Quasi la metà di tutti i controlli effettuati in Slovacchia nei primi sei mesi del 2011 dagli ispettori della gestione dei rifiuti hanno riscontrato violazioni della legge. Gli ispettori hanno inflitto 139 multe riscuotendo quasi 114.000 euro. I Comuni hanno mostrato i risultati peggiori, infrangendo la legge in quasi il 70% dei casi. «Gli ispettori hanno scoperto violazioni di legge nel 41% di tutti i controlli effettuati», ha detto la portavoce del Ministero dell’Ambiente, Beatrice Hudakova. Le indagini si sono focalizzate sul rispetto delle leggi sui rifiuti, sugli imballaggi, sui materiali organici persistenti e quelle in materia di raccolta, conservazione e diffusione di informazione ambientale.

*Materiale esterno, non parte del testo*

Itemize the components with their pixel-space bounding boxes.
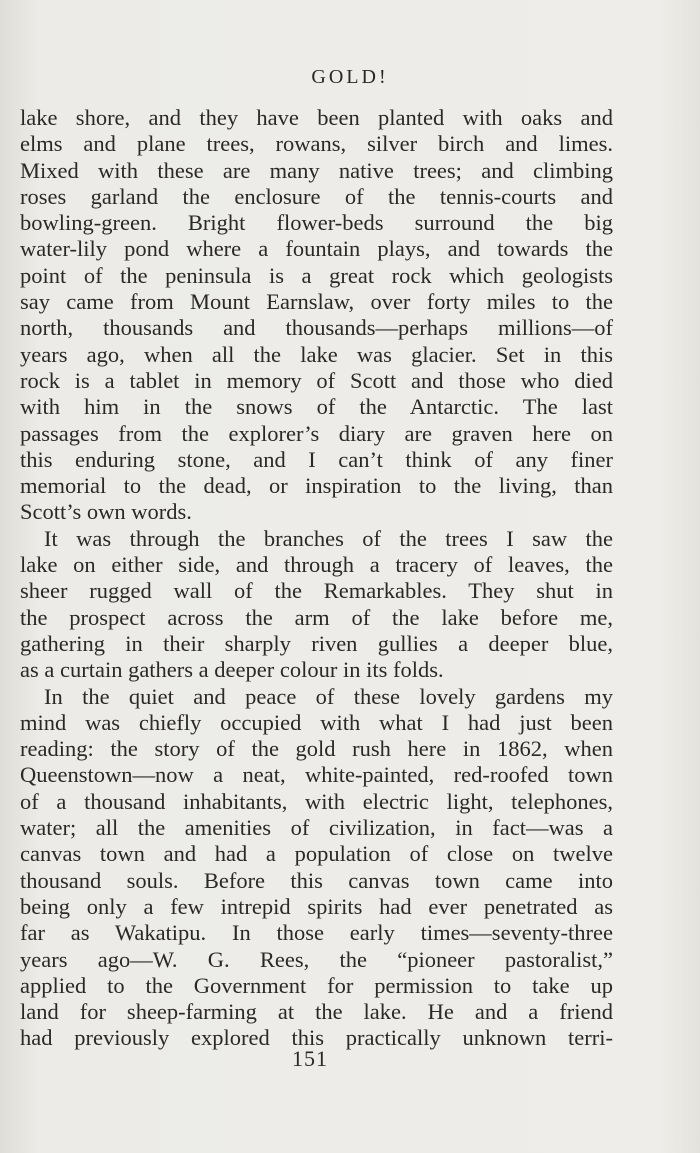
text-line: Mixed with these are many native trees; and climbing <box>20 157 613 183</box>
paragraph <box>20 526 613 684</box>
text-line: being only a few intrepid spirits had ever penetrated as <box>20 893 613 919</box>
text-line: elms and plane trees, rowans, silver birch and limes. <box>20 131 613 157</box>
text-line: memorial to the dead, or inspiration to the living, than <box>20 473 613 499</box>
text-line: Queenstown—now a neat, white-painted, red-roofed town <box>20 762 613 788</box>
text-line: thousand souls. Before this canvas town came into <box>20 867 613 893</box>
text-line: say came from Mount Earnslaw, over forty miles to the <box>20 289 613 315</box>
text-line: land for sheep-farming at the lake. He and a friend <box>20 999 613 1025</box>
text-line: Scott’s own words. <box>20 499 192 525</box>
text-line: water; all the amenities of civilization, in fact—was a <box>20 815 613 841</box>
text-line: lake shore, and they have been planted with oaks and <box>20 105 613 130</box>
body-text <box>20 105 613 1052</box>
paragraph <box>20 105 613 526</box>
text-line: applied to the Government for permission to take up <box>20 972 613 998</box>
text-line: canvas town and had a population of close on twelve <box>20 841 613 867</box>
text-line: rock is a tablet in memory of Scott and those who died <box>20 367 613 393</box>
text-line: point of the peninsula is a great rock which geologists <box>20 262 613 288</box>
text-line: far as Wakatipu. In those early times—seventy-three <box>20 920 613 946</box>
text-line: passages from the explorer’s diary are graven here on <box>20 420 613 446</box>
text-line: north, thousands and thousands—perhaps millions—of <box>20 315 613 341</box>
text-line: reading: the story of the gold rush here in 1862, when <box>20 736 613 762</box>
text-line: gathering in their sharply riven gullies a deeper blue, <box>20 630 613 656</box>
text-line: as a curtain gathers a deeper colour in its folds. <box>20 657 444 683</box>
text-line: mind was chiefly occupied with what I had just been <box>20 709 613 735</box>
text-line: the prospect across the arm of the lake before me, <box>20 604 613 630</box>
text-line: roses garland the enclosure of the tennis-courts and <box>20 183 613 209</box>
text-line: It was through the branches of the trees I saw the <box>44 525 613 551</box>
text-line: of a thousand inhabitants, with electric light, telephones, <box>20 788 613 814</box>
paragraph <box>20 684 613 1052</box>
text-line: water-lily pond where a fountain plays, and towards the <box>20 236 613 262</box>
text-line: lake on either side, and through a tracery of leaves, the <box>20 552 613 578</box>
text-line: sheer rugged wall of the Remarkables. They shut in <box>20 578 613 604</box>
page-number: 151 <box>292 1046 328 1071</box>
text-line: In the quiet and peace of these lovely gardens my <box>44 683 613 709</box>
text-line: had previously explored this practically unknown terri- <box>20 1025 613 1051</box>
running-head: GOLD! <box>311 66 389 88</box>
text-line: with him in the snows of the Antarctic. The last <box>20 394 613 420</box>
text-line: years ago—W. G. Rees, the “pioneer pastoralist,” <box>20 946 613 972</box>
text-line: this enduring stone, and I can’t think of any finer <box>20 446 613 472</box>
text-line: years ago, when all the lake was glacier. Set in this <box>20 341 613 367</box>
text-line: bowling-green. Bright flower-beds surround the big <box>20 210 613 236</box>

«Dal punto di vista della legge sui rifiuti, si è trattato per lo più di controlli indirizzati ai produttori di rifiuti, ai gestori di impianti per la raccolta dei rifiuti, del riciclaggio e smaltimento, ai produttori e importatori di materie prime specifiche. Sono state condotte anche ispezioni sullo smaltimento dei veicoli in disuso, il trasporto transfrontaliero di rifiuti e altri», ha detto la Hudakova.

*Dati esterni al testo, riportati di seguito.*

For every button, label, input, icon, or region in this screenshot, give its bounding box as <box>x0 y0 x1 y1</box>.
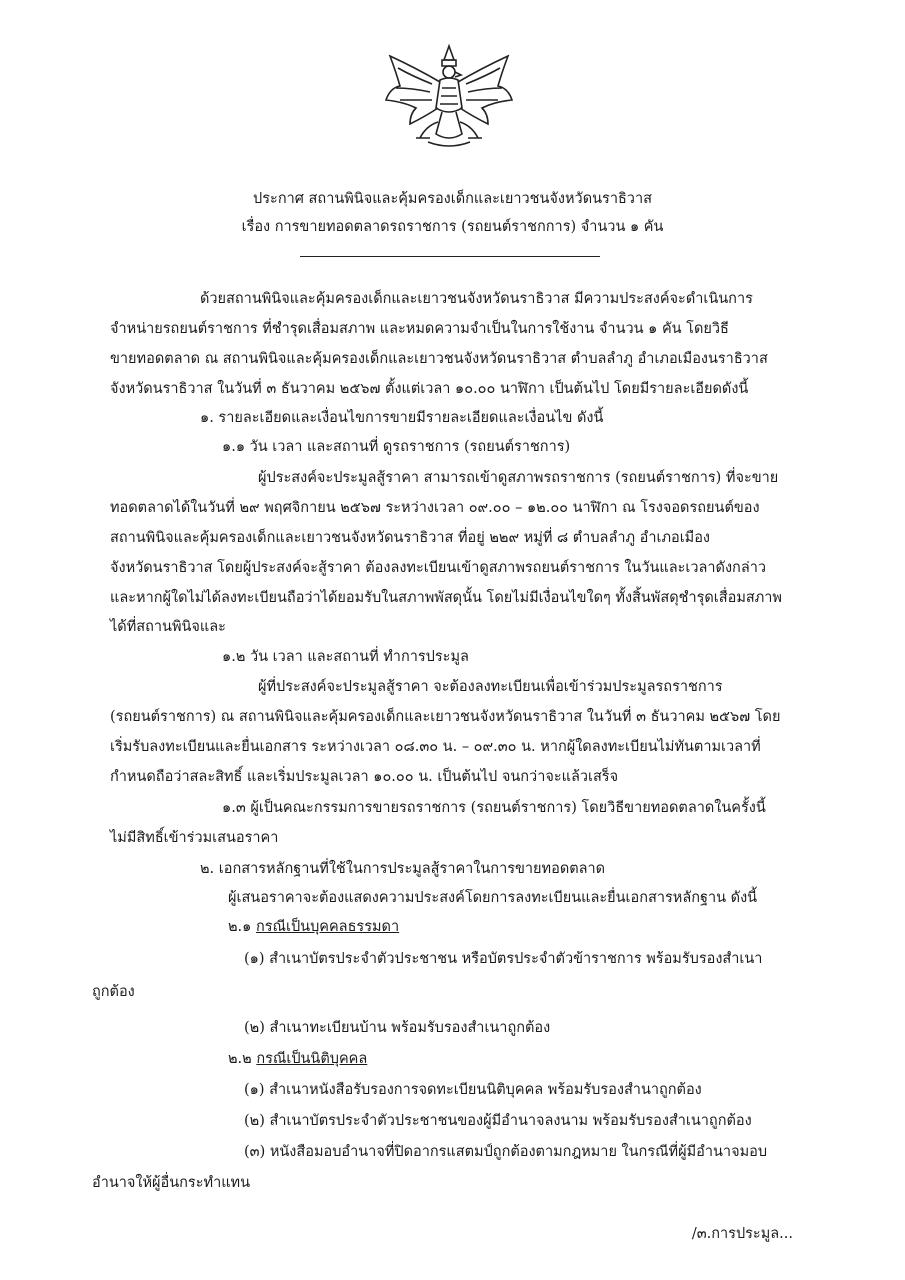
section-2-1-item-1: (๑) สำเนาบัตรประจำตัวประชาชน หรือบัตรประจำตัวข้าราชการ พร้อมรับรองสำเนา <box>244 951 763 967</box>
garuda-emblem-icon <box>376 42 522 150</box>
section-2-2-item-2: (๒) สำเนาบัตรประจำตัวประชาชนของผู้มีอำนาจลงนาม พร้อมรับรองสำเนาถูกต้อง <box>244 1113 752 1129</box>
section-2-2-number: ๒.๒ <box>228 1051 252 1067</box>
announcement-title: ประกาศ สถานพินิจและคุ้มครองเด็กและเยาวชนจังหวัดนราธิวาส <box>253 191 652 207</box>
section-2-heading: ๒. เอกสารหลักฐานที่ใช้ในการประมูลสู้ราคาในการขายทอดตลาด <box>200 861 606 877</box>
section-1-1-line-6: ได้ที่สถานพินิจและ <box>110 619 226 635</box>
section-2-1-number: ๒.๑ <box>228 919 252 935</box>
section-2-2-item-3-cont: อำนาจให้ผู้อื่นกระทำแทน <box>92 1175 251 1191</box>
section-1-3-line-1: ๑.๓ ผู้เป็นคณะกรรมการขายรถราชการ (รถยนต์ราชการ) โดยวิธีขายทอดตลาดในครั้งนี้ <box>222 800 766 816</box>
section-1-heading: ๑. รายละเอียดและเงื่อนไขการขายมีรายละเอียดและเงื่อนไข ดังนี้ <box>200 410 604 426</box>
section-1-2-line-1: ผู้ที่ประสงค์จะประมูลสู้ราคา จะต้องลงทะเบียนเพื่อเข้าร่วมประมูลรถราชการ <box>258 679 723 695</box>
section-1-2-heading: ๑.๒ วัน เวลา และสถานที่ ทำการประมูล <box>222 649 469 665</box>
section-2-2-label: กรณีเป็นนิติบุคคล <box>256 1051 368 1067</box>
section-1-1-line-1: ผู้ประสงค์จะประมูลสู้ราคา สามารถเข้าดูสภาพรถราชการ (รถยนต์ราชการ) ที่จะขาย <box>258 470 779 486</box>
section-1-1-line-4: จังหวัดนราธิวาส โดยผู้ประสงค์จะสู้ราคา ต้องลงทะเบียนเข้าดูสภาพรถยนต์ราชการ ในวันและเวลาดังกล่าว <box>110 560 766 576</box>
section-1-1-line-3: สถานพินิจและคุ้มครองเด็กและเยาวชนจังหวัดนราธิวาส ที่อยู่ ๒๒๙ หมู่ที่ ๘ ตำบลลำภู อำเภอเมือง <box>110 530 711 546</box>
title-divider <box>300 256 600 257</box>
section-2-1-item-2: (๒) สำเนาทะเบียนบ้าน พร้อมรับรองสำเนาถูกต้อง <box>244 1020 551 1036</box>
section-1-2-line-2: (รถยนต์ราชการ) ณ สถานพินิจและคุ้มครองเด็กและเยาวชนจังหวัดนราธิวาส ในวันที่ ๓ ธันวาคม ๒๕๖๗ โดย <box>110 709 781 725</box>
section-1-2-line-3: เริ่มรับลงทะเบียนและยื่นเอกสาร ระหว่างเวลา ๐๘.๓๐ น. – ๐๙.๓๐ น. หากผู้ใดลงทะเบียนไม่ทันตามเวลาที่ <box>110 739 761 755</box>
continued-marker: /๓.การประมูล... <box>691 1226 793 1242</box>
section-2-2-item-3: (๓) หนังสือมอบอำนาจที่ปิดอากรแสตมป์ถูกต้องตามกฎหมาย ในกรณีที่ผู้มีอำนาจมอบ <box>244 1144 768 1160</box>
section-2-1-heading <box>228 920 399 935</box>
section-1-1-line-5: และหากผู้ใดไม่ได้ลงทะเบียนถือว่าได้ยอมรับในสภาพพัสดุนั้น โดยไม่มีเงื่อนไขใดๆ ทั้งสิ้นพัสดุชำรุดเสื่อมสภาพ <box>110 590 782 606</box>
intro-line-4: จังหวัดนราธิวาส ในวันที่ ๓ ธันวาคม ๒๕๖๗ ตั้งแต่เวลา ๑๐.๐๐ นาฬิกา เป็นต้นไป โดยมีรายละเอียดดังนี้ <box>110 381 749 397</box>
intro-line-1: ด้วยสถานพินิจและคุ้มครองเด็กและเยาวชนจังหวัดนราธิวาส มีความประสงค์จะดำเนินการ <box>200 291 753 307</box>
announcement-subject: เรื่อง การขายทอดตลาดรถราชการ (รถยนต์ราชกการ) จำนวน ๑ คัน <box>241 219 664 235</box>
intro-line-3: ขายทอดตลาด ณ สถานพินิจและคุ้มครองเด็กและเยาวชนจังหวัดนราธิวาส ตำบลลำภู อำเภอเมืองนราธิวาส <box>110 351 768 367</box>
section-2-1-label: กรณีเป็นบุคคลธรรมดา <box>255 919 400 935</box>
section-1-2-line-4: กำหนดถือว่าสละสิทธิ์ และเริ่มประมูลเวลา ๑๐.๐๐ น. เป็นต้นไป จนกว่าจะแล้วเสร็จ <box>110 769 619 785</box>
section-1-1-heading: ๑.๑ วัน เวลา และสถานที่ ดูรถราชการ (รถยนต์ราชการ) <box>222 439 571 455</box>
intro-line-2: จำหน่ายรถยนต์ราชการ ที่ชำรุดเสื่อมสภาพ และหมดความจำเป็นในการใช้งาน จำนวน ๑ คัน โดยวิธี <box>110 321 729 337</box>
section-2-1-item-1-cont: ถูกต้อง <box>92 984 135 1000</box>
section-2-intro: ผู้เสนอราคาจะต้องแสดงความประสงค์โดยการลงทะเบียนและยื่นเอกสารหลักฐาน ดังนี้ <box>228 890 758 906</box>
section-1-1-line-2: ทอดตลาดได้ในวันที่ ๒๙ พฤศจิกายน ๒๕๖๗ ระหว่างเวลา ๐๙.๐๐ – ๑๒.๐๐ นาฬิกา ณ โรงจอดรถยนต์ของ <box>110 500 760 516</box>
section-1-3-line-2: ไม่มีสิทธิ์เข้าร่วมเสนอราคา <box>110 830 279 846</box>
section-2-2-item-1: (๑) สำเนาหนังสือรับรองการจดทะเบียนนิติบุคคล พร้อมรับรองสำนาถูกต้อง <box>244 1082 702 1098</box>
section-2-2-heading <box>228 1052 367 1067</box>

Lo smaltimento degli apparecchi elettrici e di rifiuti connessi è stato il settore che ha contato il maggior numero di violazioni. La società Ekocenter, con sede a Bratislava, ha ricevuto la multa più salata, 16.500 euro, seguita da Ekos, con base a Kosice, 13.500 euro, e dal villaggio di Velke Zaluzie con 10.000 euro. I fondi raccolti verranno investiti in progetti ambientali.